Matthew Lynn Matthew Lynn

Could the Green party revive Germany’s fortunes?

The BMWs and Mercs will be banned from the autobahns. People will only have electricity when there is enough of a breeze to keep the windmills turning. And the factories will be on a three-day week, while the airports will be converted into organic farms. Most businesses, and of course conservatives of any sort, will be nervous at the increasingly likely prospect of the Greens taking charge in Berlin later this year. But they shouldn’t be. In fact, they would be a huge improvement on Angela Merkel’s chaotic twilight years.
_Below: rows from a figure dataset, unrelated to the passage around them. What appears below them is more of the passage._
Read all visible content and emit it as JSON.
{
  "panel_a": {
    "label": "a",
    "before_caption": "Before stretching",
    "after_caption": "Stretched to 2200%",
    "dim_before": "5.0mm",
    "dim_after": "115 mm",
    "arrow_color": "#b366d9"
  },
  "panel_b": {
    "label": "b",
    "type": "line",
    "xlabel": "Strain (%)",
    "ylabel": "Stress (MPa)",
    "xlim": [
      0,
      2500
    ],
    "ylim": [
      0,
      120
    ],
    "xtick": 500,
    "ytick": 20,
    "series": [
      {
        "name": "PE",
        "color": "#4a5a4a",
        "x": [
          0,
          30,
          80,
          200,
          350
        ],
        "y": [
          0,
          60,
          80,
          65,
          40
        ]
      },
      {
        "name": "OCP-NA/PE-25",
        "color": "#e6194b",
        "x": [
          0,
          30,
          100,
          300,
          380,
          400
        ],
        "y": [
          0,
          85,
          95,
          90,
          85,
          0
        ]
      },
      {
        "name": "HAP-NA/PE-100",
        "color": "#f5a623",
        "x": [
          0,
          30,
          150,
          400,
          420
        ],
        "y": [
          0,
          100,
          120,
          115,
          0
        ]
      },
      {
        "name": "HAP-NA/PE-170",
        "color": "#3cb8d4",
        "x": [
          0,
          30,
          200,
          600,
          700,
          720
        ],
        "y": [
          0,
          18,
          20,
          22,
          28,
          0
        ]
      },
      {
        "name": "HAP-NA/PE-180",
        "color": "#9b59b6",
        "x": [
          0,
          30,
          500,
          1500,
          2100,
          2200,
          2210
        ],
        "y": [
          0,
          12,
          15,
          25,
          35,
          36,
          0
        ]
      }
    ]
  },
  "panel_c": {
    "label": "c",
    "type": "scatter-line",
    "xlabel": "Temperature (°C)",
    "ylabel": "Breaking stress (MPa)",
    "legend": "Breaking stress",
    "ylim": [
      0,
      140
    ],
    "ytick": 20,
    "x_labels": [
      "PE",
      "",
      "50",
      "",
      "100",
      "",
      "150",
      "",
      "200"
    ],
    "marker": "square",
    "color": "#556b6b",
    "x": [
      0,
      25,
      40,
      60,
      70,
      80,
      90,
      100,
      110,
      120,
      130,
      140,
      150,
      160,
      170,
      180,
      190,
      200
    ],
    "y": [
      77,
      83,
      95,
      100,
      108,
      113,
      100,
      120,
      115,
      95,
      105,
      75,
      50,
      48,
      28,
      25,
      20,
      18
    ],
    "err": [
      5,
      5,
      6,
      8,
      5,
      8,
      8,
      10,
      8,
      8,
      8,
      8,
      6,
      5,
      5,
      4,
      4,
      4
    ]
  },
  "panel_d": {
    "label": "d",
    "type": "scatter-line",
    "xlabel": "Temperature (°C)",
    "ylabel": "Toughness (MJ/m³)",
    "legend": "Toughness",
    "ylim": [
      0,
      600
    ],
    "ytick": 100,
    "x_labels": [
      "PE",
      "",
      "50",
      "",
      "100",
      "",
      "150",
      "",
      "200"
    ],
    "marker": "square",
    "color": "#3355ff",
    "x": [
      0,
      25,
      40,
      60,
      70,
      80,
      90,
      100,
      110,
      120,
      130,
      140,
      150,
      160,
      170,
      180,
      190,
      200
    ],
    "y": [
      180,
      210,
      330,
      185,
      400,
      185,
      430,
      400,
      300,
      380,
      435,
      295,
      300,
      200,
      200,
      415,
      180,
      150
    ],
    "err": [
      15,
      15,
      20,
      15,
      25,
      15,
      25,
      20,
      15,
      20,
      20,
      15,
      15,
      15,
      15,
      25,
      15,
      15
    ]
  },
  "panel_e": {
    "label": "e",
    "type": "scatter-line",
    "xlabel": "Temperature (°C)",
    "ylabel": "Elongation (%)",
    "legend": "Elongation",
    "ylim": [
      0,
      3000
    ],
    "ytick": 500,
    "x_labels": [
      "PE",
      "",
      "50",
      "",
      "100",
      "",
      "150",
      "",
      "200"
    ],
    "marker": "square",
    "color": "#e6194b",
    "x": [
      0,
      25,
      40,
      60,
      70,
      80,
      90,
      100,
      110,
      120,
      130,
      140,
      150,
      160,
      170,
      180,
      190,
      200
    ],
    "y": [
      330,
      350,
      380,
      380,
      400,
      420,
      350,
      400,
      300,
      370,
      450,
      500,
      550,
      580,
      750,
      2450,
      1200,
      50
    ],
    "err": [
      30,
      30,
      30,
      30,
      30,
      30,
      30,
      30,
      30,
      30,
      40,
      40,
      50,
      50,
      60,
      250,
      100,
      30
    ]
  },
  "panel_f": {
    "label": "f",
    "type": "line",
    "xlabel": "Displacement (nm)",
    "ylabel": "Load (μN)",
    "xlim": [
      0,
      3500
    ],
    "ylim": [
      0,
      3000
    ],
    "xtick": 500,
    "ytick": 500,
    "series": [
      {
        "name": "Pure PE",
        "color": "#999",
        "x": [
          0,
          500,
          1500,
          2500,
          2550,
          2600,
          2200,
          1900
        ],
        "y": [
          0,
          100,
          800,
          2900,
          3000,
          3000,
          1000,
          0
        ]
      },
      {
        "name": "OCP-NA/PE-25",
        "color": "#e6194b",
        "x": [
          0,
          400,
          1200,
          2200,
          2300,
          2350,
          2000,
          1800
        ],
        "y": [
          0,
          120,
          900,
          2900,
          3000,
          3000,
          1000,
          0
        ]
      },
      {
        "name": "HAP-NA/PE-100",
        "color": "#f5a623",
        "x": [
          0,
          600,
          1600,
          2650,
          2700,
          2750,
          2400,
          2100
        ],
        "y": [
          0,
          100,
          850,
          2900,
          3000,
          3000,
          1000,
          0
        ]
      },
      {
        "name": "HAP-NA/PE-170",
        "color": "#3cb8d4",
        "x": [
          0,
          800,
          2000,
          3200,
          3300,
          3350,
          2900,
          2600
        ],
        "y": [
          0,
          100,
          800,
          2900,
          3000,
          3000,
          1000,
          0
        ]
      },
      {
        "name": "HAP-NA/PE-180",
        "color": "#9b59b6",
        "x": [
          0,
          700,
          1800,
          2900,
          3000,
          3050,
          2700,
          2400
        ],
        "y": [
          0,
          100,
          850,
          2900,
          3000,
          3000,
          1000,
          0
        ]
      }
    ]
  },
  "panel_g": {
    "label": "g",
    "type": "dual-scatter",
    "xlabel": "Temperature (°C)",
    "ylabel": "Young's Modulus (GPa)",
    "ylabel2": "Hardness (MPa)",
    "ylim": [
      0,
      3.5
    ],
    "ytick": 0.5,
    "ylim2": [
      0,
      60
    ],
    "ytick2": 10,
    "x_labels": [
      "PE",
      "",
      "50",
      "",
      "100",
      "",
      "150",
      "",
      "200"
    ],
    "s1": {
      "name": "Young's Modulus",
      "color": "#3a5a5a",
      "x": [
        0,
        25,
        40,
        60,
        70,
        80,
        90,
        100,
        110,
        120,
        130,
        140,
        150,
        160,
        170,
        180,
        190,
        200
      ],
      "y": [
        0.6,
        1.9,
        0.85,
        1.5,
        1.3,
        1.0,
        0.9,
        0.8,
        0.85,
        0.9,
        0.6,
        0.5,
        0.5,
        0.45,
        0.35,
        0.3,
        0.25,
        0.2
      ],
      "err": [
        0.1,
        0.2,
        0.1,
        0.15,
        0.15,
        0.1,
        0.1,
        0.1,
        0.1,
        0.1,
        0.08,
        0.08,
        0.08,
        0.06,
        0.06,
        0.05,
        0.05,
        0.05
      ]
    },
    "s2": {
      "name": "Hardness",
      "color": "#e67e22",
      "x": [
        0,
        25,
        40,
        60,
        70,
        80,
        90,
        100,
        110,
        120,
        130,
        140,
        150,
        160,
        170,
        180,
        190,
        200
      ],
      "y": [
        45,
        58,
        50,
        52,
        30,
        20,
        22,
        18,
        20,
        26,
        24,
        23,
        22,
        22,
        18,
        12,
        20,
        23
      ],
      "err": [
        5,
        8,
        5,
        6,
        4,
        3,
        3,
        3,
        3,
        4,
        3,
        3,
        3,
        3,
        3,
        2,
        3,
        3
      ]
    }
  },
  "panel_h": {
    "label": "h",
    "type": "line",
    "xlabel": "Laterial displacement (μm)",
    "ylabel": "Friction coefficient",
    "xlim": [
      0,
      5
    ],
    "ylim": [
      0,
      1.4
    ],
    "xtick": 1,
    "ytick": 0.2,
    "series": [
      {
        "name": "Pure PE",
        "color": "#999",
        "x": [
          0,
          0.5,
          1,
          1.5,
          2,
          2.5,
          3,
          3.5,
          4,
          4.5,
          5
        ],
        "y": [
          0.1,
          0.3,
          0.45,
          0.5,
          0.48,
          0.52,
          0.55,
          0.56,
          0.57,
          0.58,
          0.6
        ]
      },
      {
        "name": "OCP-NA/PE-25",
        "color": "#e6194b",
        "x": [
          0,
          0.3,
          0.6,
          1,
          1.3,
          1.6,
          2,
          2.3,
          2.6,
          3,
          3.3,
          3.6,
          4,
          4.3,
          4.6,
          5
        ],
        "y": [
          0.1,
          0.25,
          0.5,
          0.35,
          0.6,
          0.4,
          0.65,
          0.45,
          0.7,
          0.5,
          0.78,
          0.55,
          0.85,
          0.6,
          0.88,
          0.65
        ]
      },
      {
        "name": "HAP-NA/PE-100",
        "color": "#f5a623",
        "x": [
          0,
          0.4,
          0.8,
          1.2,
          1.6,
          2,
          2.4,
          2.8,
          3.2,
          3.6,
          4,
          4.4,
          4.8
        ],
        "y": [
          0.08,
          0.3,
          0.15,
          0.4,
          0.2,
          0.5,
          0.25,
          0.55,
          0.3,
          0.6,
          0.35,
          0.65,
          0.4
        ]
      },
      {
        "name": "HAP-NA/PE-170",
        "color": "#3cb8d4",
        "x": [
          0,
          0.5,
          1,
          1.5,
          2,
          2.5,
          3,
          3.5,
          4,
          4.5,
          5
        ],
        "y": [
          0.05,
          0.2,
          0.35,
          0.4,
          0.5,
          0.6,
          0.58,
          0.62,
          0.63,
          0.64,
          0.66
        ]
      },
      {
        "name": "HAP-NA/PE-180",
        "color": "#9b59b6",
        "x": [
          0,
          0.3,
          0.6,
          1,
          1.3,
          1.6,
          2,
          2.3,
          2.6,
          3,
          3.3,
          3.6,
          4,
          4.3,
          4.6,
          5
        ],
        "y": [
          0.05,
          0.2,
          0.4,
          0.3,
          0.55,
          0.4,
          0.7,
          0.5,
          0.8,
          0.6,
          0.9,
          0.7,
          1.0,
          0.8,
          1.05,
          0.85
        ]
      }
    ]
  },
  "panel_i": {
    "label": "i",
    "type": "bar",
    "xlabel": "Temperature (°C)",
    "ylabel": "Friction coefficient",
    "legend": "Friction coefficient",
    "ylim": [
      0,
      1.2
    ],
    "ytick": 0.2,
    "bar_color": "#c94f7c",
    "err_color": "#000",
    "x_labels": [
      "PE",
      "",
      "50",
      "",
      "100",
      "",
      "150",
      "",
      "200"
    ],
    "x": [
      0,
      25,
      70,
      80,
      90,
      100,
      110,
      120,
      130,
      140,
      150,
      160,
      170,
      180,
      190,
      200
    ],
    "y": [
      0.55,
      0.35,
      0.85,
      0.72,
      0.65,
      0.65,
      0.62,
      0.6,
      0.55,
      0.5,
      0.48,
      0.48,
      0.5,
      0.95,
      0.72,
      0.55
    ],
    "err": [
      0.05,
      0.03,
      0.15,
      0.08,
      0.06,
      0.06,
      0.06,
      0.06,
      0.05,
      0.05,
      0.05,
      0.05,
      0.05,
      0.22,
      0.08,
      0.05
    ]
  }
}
As she heads towards retirements, Merkel’s legacy is looking very tarnished. The CDU is slumping in the polls. It has made a mess of Covid-19, imposing a botched vaccine procurement programme on the whole of Europe that has come badly unstuck. And her likely successor Armin Laschet is struggling to make any kind of impression. After elections in the autumn, the Green party’s charismatic Robert Habeck looks very likely to lead a ‘traffic light’ coalition made up of his own party, the Social Democrats and the liberal Free Democrats. 

Merkel was always the continent’s most overrated leader, her reign characterised by dithering, indecision, and delay

Anyone familiar with the British, or American, version of environmentalism could be forgiven for feeling distinctly uneasy about that.